The collection includes some of Hawthorne’s most famous short stories. Young Goodman Brown, the haunting moral allegory about a Salem villager and his nighttime journey into the forest. The Birthmark, the dark scientific allegory about a husband’s obsession with removing his wife’s facial mark. Rappaccini’s Daughter, the gothic romance about a poison garden and the young woman raised within it. The Artist of the Beautiful, the meditation on artistic creation and the materialistic culture that fails to recognize what the artist has produced. Roger Malvin’s Burial, the haunting story about guilt and unburied debt that runs across decades. And many other shorter pieces.
The Mosses collection represents Hawthorne at the height of his short story powers, with the various pieces showing the range and the depth that his shorter fiction was capable of.
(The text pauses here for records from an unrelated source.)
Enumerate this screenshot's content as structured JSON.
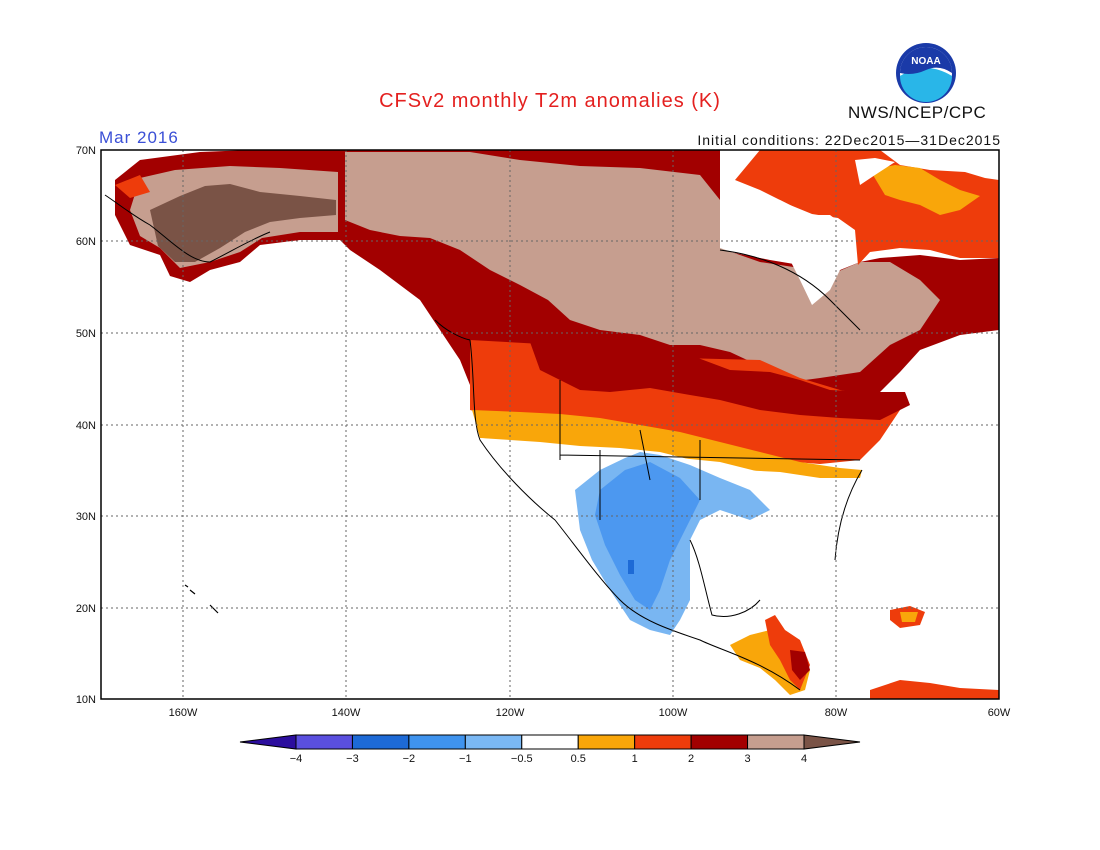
{
  "header": {
    "title": "CFSv2 monthly T2m anomalies (K)",
    "month": "Mar 2016",
    "initial_conditions": "Initial conditions: 22Dec2015—31Dec2015",
    "agency": "NWS/NCEP/CPC",
    "logo_text": "NOAA"
  },
  "map": {
    "lat_labels": [
      "70N",
      "60N",
      "50N",
      "40N",
      "30N",
      "20N",
      "10N"
    ],
    "lon_labels": [
      "160W",
      "140W",
      "120W",
      "100W",
      "80W",
      "60W"
    ],
    "lon_range": [
      -170,
      -60
    ],
    "lat_range": [
      10,
      70
    ],
    "colors": {
      "brown": "#7a5346",
      "tan": "#c69e8f",
      "darkred": "#a20000",
      "red": "#ee3c0b",
      "orange": "#f9a60a",
      "lightblue": "#79b6f2",
      "blue": "#4c98f0",
      "white": "#ffffff"
    }
  },
  "colorbar": {
    "ticks": [
      "−4",
      "−3",
      "−2",
      "−1",
      "−0.5",
      "0.5",
      "1",
      "2",
      "3",
      "4"
    ],
    "colors": [
      "#2c0e9e",
      "#5a4fdf",
      "#1d6ad6",
      "#3f93ee",
      "#7ab8f4",
      "#ffffff",
      "#f9a60a",
      "#ee3c0b",
      "#a20000",
      "#c69e8f",
      "#7a5346"
    ]
  }
}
Herman Melville’s famous review of the collection in 1850, written before the two writers had met but after Melville had been impressed by the depth he found in Hawthorne, helped establish the wider critical recognition of what Hawthorne was actually doing in his fiction. Melville’s review remains one of the most important early critical statements on Hawthorne and on the wider question of what serious American literature could be.
The collection also includes various lighter sketches alongside the major moral allegories. The juxtaposition of the lighter material with the darker pieces is part of what gives the collection its particular character, with Hawthorne’s range as a writer being on full display across the different registers and modes that the various pieces work in.
For readers new to Hawthorne, Mosses from an Old Manse is an excellent starting point. For longtime Hawthorne readers, the collection rewards rereading, with the various pieces continuing to deepen across multiple encounters. For students of nineteenth century American literature, the collection is essential.